Na Guerra Fria, os espiões sentavam-se ao balcão de bares de hotéis à uma da manhã e falavam em surdina. Na Guerra de 2022, os espiões sentam-se em painéis de canais informativos à uma da manhã e berram desalmadamente. O James Bond da Wish, o George Smiley da feira, o Dusko Popov dos casinos online, Alexandre Guerreiro — antigo analista do SIED — tem surpreendido muitos pela facilidade com que tem entrado pelas nossas casas dentro. Porém, ao contrário do que é habitual nos espiões, não se esconde sorrateiramente atrás de um reposteiro, exibe-se antes com bazófia na televisão por cabo. É um modus operandi algo duvidoso, numa profissão tão dependente do recato.
Um espião que tenha um desejo incontrolável de ser figura pública é como um piloto que tem vertigens: por muito que tenhamos compaixão pela patologia, é difícil acreditar que seja bom no seu trabalho. Mais, porque é que um ex-espião haveria de ter a ambição de se tornar comentador televisivo?
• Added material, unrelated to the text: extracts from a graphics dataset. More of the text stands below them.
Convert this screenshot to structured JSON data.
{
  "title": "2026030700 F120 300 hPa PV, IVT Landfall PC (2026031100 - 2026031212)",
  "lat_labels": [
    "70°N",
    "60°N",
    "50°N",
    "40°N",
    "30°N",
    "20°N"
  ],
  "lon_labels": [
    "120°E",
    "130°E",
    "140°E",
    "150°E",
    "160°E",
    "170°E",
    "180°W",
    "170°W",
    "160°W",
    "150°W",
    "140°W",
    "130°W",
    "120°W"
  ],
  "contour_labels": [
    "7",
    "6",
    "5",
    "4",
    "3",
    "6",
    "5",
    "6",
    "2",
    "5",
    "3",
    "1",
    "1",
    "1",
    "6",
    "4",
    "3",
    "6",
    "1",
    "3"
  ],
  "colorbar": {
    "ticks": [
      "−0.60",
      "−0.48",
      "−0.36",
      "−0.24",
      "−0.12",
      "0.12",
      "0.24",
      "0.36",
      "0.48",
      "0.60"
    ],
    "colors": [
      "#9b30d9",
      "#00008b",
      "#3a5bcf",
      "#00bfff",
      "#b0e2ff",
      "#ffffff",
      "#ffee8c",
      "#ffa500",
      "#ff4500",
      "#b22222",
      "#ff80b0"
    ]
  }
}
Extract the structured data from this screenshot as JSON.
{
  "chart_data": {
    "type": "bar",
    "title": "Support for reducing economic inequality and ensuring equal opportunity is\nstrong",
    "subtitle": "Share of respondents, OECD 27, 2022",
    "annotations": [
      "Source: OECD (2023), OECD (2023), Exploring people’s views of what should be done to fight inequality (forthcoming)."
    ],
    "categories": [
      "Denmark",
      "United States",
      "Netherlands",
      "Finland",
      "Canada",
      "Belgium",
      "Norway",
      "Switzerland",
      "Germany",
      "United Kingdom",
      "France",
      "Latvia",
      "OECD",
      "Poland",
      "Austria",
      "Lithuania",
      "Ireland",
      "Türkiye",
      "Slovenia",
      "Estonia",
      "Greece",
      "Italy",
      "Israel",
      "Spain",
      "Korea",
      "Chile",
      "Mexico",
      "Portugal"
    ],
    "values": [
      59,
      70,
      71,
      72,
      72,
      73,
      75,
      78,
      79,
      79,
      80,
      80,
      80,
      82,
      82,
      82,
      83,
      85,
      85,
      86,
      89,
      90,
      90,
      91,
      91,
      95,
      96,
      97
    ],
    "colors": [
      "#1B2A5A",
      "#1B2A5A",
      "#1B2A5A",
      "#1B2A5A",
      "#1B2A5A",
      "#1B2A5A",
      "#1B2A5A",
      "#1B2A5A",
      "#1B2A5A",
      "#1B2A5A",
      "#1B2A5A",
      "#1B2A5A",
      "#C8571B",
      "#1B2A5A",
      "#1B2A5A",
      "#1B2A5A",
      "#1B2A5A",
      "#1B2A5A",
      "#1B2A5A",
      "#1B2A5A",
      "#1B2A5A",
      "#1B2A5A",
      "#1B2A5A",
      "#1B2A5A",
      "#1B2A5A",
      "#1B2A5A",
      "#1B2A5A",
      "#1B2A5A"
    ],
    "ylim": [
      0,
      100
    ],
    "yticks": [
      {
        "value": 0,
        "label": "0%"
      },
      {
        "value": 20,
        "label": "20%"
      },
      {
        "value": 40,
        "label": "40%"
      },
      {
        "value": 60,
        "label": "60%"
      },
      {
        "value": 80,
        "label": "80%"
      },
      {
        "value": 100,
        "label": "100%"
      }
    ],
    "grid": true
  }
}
É que a espionagem é um ramo cool, ao passo que o "comentariado" é um setor muito pouco sexy. Nenhuma criança do recreio diz “quando for grande quero ser comentador residente de um canal informativo”. Ser espião é um emprego que tens de esconder da família, já ser comentador residente num canal informativo é um emprego que queres esconder da família (algo que que é impossível, pois és comentador residente num canal informativo).
Há pouca produção literária sobre tudólogos, mas há muita sobre espiões. Somos todos do tempo colectivo em que os espiões cultivavam sobretudo a discrição. Não me parece que John Le Carré tivesse interesse em contar a história de um operacional cuja missão secreta passasse por irritar quotidianamente o cidadão José Milhazes. Por outro lado, o próprio Le Carré desmente esta ideia de que os espiões não querem protagonismo, uma vez que, na qualidade de ex-MI5, decidiu optar pela bem menos camuflada carreira de autor bestseller e por fazer recorrentemente cameos em filmes baseados nos seus livros. Portanto, é sensato termos dúvidas quanto a Alexandre Guerreiro: ou se torna no novo fenómeno político criado pela televisão informativa que ninguém requisitou ou se torna no novo fenómeno literário no género do romance de espionagem que toda a gente adora. Ou no novo Ventura ou no novo Le Carré. Escolham vocês.
Alexandre Guerreiro de modo algum corresponde ao arquétipo do espião de tuxedo e martini na mão que viaja o Mundo. Tem sim ar de funcionário da bomba de gasolina que manda uns bitaites arriscados sobre geopolítica. Tenho a sensação de que Alexandre foi demasiadas vezes barrado no Kremlin, a discoteca da 24 de julho, pelo que dedicou a sua vida a conseguir que lhe estendessem a passadeira no Kremlin, a residência do Presidente Putin. É certo que tanto a gasolina como a opinião estão caras, mas não sei se devemos prestar-lhe tanta atenção só porque fala barato. Não nos podemos esquecer de dar atenção ao contraditório, mas talvez não seja preciso dar permanente contraditório a quem só quer atenção.